Somehow, the game feels as good to play as this press image looks. | Courtesy Nintendo

The follow-up to the wildly popular Breath of the Wild has all the appeal of its predecessor and then some.

It’s hard to overstate the importance of The Legend of Zelda: Breath of the Wild. The game, which launched in 2017 alongside the Nintendo Switch, was an instant hit, selling 29 million copies to date and earning glowing praise from critics and players. It was singular in the staggering beauty of its game world, the deceptive simplicity of its plot structure, and the sheer fun and creativity of its mechanics.

In the years since, its popularity has only grown, as has anticipation for its sequel, Tears of the Kingdom, which was at last released on May 12. There is ample evidence to suggest that Tears of the Kingdom will be the biggest deal in gaming this year.

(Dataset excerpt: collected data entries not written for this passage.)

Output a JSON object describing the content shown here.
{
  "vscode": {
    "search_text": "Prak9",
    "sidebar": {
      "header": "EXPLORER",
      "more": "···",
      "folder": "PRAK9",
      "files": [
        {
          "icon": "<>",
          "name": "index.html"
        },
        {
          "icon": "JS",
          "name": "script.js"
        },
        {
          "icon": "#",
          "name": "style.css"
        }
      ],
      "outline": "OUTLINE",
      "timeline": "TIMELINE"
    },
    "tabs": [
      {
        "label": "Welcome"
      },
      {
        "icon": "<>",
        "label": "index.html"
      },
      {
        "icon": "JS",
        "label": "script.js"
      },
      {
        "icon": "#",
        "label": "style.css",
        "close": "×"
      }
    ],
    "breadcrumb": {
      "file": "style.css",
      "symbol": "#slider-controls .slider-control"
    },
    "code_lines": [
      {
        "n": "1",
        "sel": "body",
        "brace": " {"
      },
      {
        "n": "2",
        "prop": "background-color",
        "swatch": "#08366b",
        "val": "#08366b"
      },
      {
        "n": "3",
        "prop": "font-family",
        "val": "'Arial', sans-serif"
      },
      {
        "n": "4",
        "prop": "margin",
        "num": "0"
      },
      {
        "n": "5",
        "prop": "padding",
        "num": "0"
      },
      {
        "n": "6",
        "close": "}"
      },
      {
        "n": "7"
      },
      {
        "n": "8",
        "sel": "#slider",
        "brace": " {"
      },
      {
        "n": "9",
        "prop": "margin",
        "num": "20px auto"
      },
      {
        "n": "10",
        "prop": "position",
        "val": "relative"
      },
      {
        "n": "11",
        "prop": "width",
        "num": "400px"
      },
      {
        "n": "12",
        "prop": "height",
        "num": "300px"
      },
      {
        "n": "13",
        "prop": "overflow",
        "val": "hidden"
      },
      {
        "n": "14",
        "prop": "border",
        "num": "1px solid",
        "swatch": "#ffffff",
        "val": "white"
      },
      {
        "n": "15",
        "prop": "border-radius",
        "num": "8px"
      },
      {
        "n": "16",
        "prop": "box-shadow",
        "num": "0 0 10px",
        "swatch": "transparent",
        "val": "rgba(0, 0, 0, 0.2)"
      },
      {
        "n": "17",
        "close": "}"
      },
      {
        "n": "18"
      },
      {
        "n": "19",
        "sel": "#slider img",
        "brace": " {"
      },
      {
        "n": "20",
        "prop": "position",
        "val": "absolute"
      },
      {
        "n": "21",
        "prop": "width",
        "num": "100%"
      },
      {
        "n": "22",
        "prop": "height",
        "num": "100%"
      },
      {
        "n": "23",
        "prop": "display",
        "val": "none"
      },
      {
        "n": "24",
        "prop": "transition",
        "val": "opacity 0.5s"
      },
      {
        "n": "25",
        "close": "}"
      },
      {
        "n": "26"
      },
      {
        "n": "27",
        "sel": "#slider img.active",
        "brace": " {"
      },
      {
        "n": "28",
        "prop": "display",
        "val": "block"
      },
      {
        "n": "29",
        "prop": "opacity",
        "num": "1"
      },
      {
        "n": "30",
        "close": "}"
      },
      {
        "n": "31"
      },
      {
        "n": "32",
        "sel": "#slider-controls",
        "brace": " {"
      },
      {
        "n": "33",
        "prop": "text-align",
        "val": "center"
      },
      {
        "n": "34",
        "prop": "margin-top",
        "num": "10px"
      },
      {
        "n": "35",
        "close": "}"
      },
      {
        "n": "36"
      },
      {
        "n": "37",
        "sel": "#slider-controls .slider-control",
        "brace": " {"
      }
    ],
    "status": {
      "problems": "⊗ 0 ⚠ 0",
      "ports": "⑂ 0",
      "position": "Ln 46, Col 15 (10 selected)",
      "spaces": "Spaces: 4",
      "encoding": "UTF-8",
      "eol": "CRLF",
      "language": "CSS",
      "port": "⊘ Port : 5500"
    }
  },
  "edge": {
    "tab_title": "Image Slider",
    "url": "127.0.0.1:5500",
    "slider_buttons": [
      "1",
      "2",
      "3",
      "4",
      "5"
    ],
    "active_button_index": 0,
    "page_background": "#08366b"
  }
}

This is largely due to the fact that Breath of the Wild (or BotW, as it’s affectionately styled and which my autocorrect now recognizes more readily than the common acronym “BTW”) introduced a whole swath of people to modern video games. An extremely unscientific sampling of my friends, acquaintances, and online strangers has revealed it to be by far the most frequently occurring gateway game, both for folks who had barely touched a controller in their lives and those returning to gaming after sometimes decades; more than one person I know bought a Switch solely to play BotW. A commonly echoed sentiment is how remarkable the game is when you’re playing for the first time; because it’s so focused on discovery and exploration, even the most seemingly mundane places become potential troves. If there were one game for which I could get a cosmetic lobotomy and experience completely afresh, Breath of the Wild would without hesitation be my pick. Getting to play Tears of the Kingdom now, six years later, feels like the closest we can reasonably get.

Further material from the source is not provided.